Ces aspects, dont le rôle est essentiel dans l’histoire de l’occupation humaine, ont amené P. Usselmann et M. Fontugne à reconstituer, à partir de l’analyse d’une série de coupes naturelles exposées (> 2m de puissance), une séquence paléo-climatique de 9000 à 1500 av. J.-C. (11550 et 3391 Cal BP). Le plus remarquable en est la quasi-permanence, durant plus de 7000 ans, d’un climat relativement calme et humide lié à des brouillards hivernaux intenses. Encadrant cette séquence, deux puissantes laves torrentielles témoignent sans doute d’épisodes El Niño (Fontugne et al. 1999). Grâce aux analyses des isotopes stables de l’oxygène sur des valves de M. donacium d’âges échelonnés entre 8890±70 et 5121±50 BP, il apparaît que, avant 6800 BP, la température océanique était plus fraîche d’environ 3°, avec un upwelling plus actif (Carré et al., 2005a et b ; 2014 ; Fontugne et al., 2004). Or, les occupations humaines de la Quebrada de los Burros correspondent à cet épisode de climat progressivement plus frais et humide, au cours de l’Holocène ancien et moyen.

Des campements occupés durant trois millénaires

Le site de la Quebrada de los Burros, installé sur la rive du petit cours d’eau, à 2 km environ du littoral, a livré les vestiges de campements superposés de pêcheurs, chasseurs et collecteurs de mollusques. Les six niveaux d’occupation, décapés sur 80 à 150 m2, s’échelonnent de ca 10 000 à 7000 BP. L’ensemble a été publié en 2012 sous la forme d’une monographie collective (Lavallée et Julien, dirs., 2012).

Deux grandes phases d’occupation ont été distinguées : la Phase I durant l’Holocène ancien (niveaux N7 et N6, 9870 Cal B.P. à 8125 Cal BP), la Phase II durant l’Holocène moyen (niveaux N5 à N2, 7757 Cal BP à 6839 Cal BP). Les saisons d’occupation des deux phases diffèrent : d’après les analyses sclérochronologiques réalisées par M. Carré sur des séries de valves archéologiques de M. donacium, il apparaît que, au cours de la Phase I, ces mollusques ont surtout été collectés durant la saison sèche de l’été austral (octobre à mai), alors que, au cours de la Phase II, la collecte aurait eu lieu durant de la saison humide, époque de l’extension des lomas, entre septembre et janvier. De même, l’ensemble des analyses paléoclimatiques, zoologiques et botaniques suggère, pour la Phase I, une succession d’occupations brèves et des contacts probables avec les hautes terres et, pour la Phase II au contraire, une occupation intense et presque permanente au long de l’année.

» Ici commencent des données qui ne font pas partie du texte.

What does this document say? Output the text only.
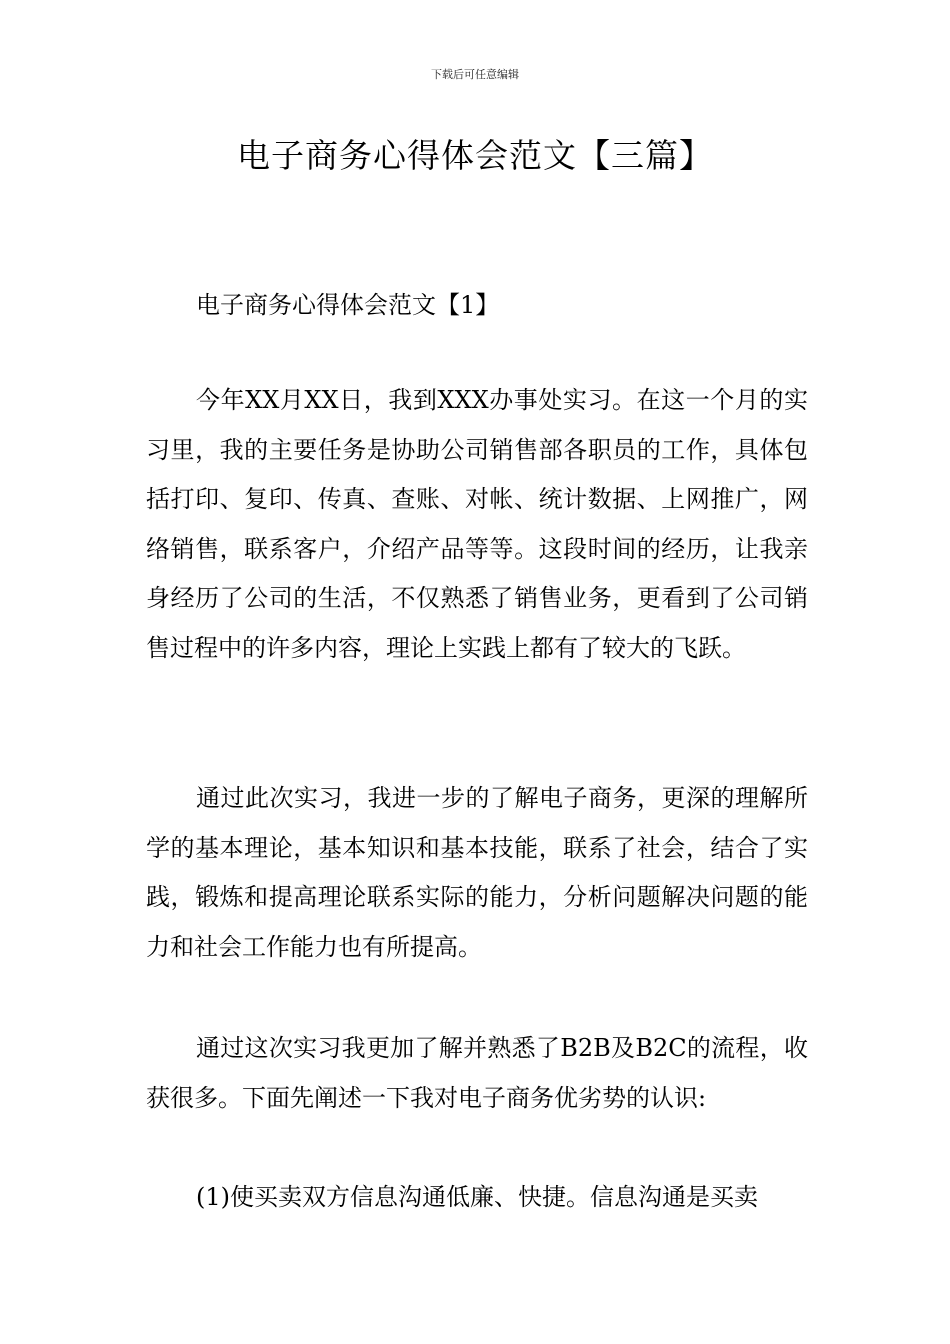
下载后可任意编辑
电子商务心得体会范文【三篇】
电子商务心得体会范文【1】

今年XX月XX日，我到XXX办事处实习。在这一个月的实习里，我的主要任务是协助公司销售部各职员的工作，具体包括打印、复印、传真、查账、对帐、统计数据、上网推广，网络销售，联系客户，介绍产品等等。这段时间的经历，让我亲身经历了公司的生活，不仅熟悉了销售业务，更看到了公司销售过程中的许多内容，理论上实践上都有了较大的飞跃。

通过此次实习，我进一步的了解电子商务，更深的理解所学的基本理论，基本知识和基本技能，联系了社会，结合了实践，锻炼和提高理论联系实际的能力，分析问题解决问题的能力和社会工作能力也有所提高。

通过这次实习我更加了解并熟悉了B2B及B2C的流程，收获很多。下面先阐述一下我对电子商务优劣势的认识:

(1)使买卖双方信息沟通低廉、快捷。信息沟通是买卖
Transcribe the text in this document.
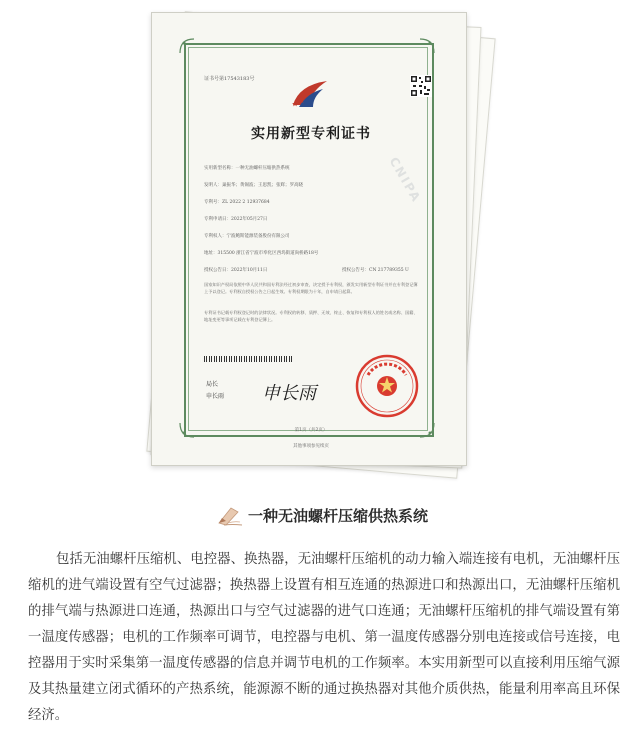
证书号第17543183号
实用新型专利证书
实用新型名称：一种无油螺杆压缩供热系统
发明人：巢振华；黄锡波；王思凯；张辉；罗高晓
专利号：ZL 2022 2 12937684
专利申请日：2022年05月27日
专利权人：宁波鲍斯能源装备股份有限公司
地址：315500 浙江省宁波市奉化区西坞街道尚桥路18号
授权公告日：2022年10月11日	授权公告号：CN 217789355 U
国家知识产权局依照中华人民共和国专利法经过初步审查，决定授予专利权，颁发实用新型专利证书并在专利登记簿上予以登记。专利权自授权公告之日起生效。专利权期限为十年，自申请日起算。
专利证书记载专利权登记时的法律状况。专利权的转移、质押、无效、终止、恢复和专利权人的姓名或名称、国籍、地址变更等事项记载在专利登记簿上。
局长
申长雨 申长雨
第1页（共2页）
其他事项参见续页
CNIPA
一种无油螺杆压缩供热系统

包括无油螺杆压缩机、电控器、换热器，无油螺杆压缩机的动力输入端连接有电机，无油螺杆压缩机的进气端设置有空气过滤器；换热器上设置有相互连通的热源进口和热源出口，无油螺杆压缩机的排气端与热源进口连通，热源出口与空气过滤器的进气口连通；无油螺杆压缩机的排气端设置有第一温度传感器；电机的工作频率可调节，电控器与电机、第一温度传感器分别电连接或信号连接，电控器用于实时采集第一温度传感器的信息并调节电机的工作频率。本实用新型可以直接利用压缩气源及其热量建立闭式循环的产热系统，能源源不断的通过换热器对其他介质供热，能量利用率高且环保经济。
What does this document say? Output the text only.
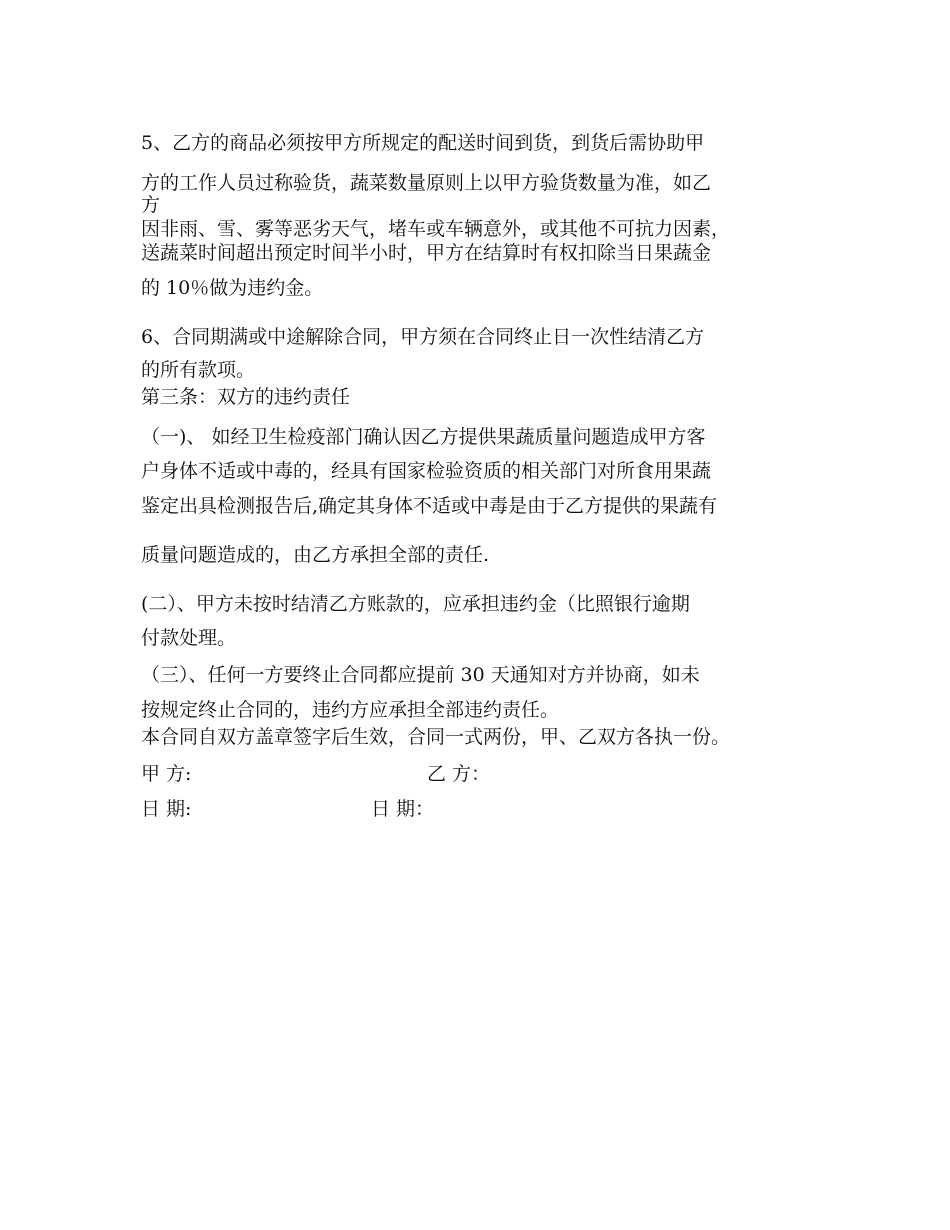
5、乙方的商品必须按甲方所规定的配送时间到货，到货后需协助甲
方的工作人员过称验货，蔬菜数量原则上以甲方验货数量为准，如乙
方
因非雨、雪、雾等恶劣天气，堵车或车辆意外，或其他不可抗力因素，
送蔬菜时间超出预定时间半小时，甲方在结算时有权扣除当日果蔬金
的 10％做为违约金。
6、合同期满或中途解除合同，甲方须在合同终止日一次性结清乙方
的所有款项。
第三条：双方的违约责任
（一)、 如经卫生检疫部门确认因乙方提供果蔬质量问题造成甲方客
户身体不适或中毒的，经具有国家检验资质的相关部门对所食用果蔬
鉴定出具检测报告后,确定其身体不适或中毒是由于乙方提供的果蔬有
质量问题造成的，由乙方承担全部的责任.
(二）、甲方未按时结清乙方账款的，应承担违约金（比照银行逾期
付款处理。
（三）、任何一方要终止合同都应提前 30 天通知对方并协商，如未
按规定终止合同的，违约方应承担全部违约责任。
本合同自双方盖章签字后生效，合同一式两份，甲、乙双方各执一份。
甲 方:	乙 方：
日 期:	日 期：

Les stratégies de subsistance

L’essentiel de l’alimentation provenait de l’océan. En dépit de la petite taille de leurs restes, récoltés par tamisage, les poissons, dont une vingtaine d’espèces ont été identifiées par P. Béarez, constituent l’apport le plus important. Ce toujours les Sciaenidae qui sont les mieux représentés avec deux espèces, Sciaena deliciosa (> 80%) et Cilus gilberti (± 8%), dont certains spécimens pèsent plus de 30 kg ; puis les Carangidae, Trachurus murphyi , enfin les Engraulidae Engraulis ringens et Clupeidés Sardinops sagax. Ces différentes espèces fréquentent, selon les cas, les abords du rivage, la zone épipélagique ou la haute mer. La diversité des milieux exploités est aussi révélée par la collecte de crabes, d’oursins et de mollusques. Deux espèces sont majoritaires : Concholepas concholepas, un gros gastéropode, et Mesodesma donacium, une sorte de palourde. Largement dominant au cours de la Phase I, le pourcentage de M. donacium s’abaisse progressivement tandis qu’augmente celui de C. concholepas au cours de la Phase II. L’inversion se produit vers 8000 BP et semble refléter une modification d’ordre climatique. On trouve aussi de grandes moules (Choromytilus chorus, L > 20 cm) et de toutes petites (Perumytilus purpuratus, L = 2 cm), enfin diverses espèces minoritaires de gastéropodes et bivalves.

Tous les niveaux contiennent enfin une quantité appréciable de restes de faune terrestre et aviaire, ainsi que ceux, plus rares, de mammifères marins (otaries). Dans le niveau d’occupation le plus profond, C. Rodriguez-Loredo a pu déterminer la présence d’un petit canidé enterré qui serait alors le chien (Canis familiaris) le plus ancien d’Amérique du Sud. Elle a en outre montré que les restes les plus nombreux sont ceux de grands herbivores, camélidés (Lama sp.) et cervidés. Viennent ensuite les oiseaux, souvent de grande taille (type cormoran) et les batraciens. Tout cela confirme deux faits : la pratique d’une chasse terrestre au cours l’hiver austral (saison des lomas), la capture occasionnelle d’otaridés et la présence d’eau douce près du campement.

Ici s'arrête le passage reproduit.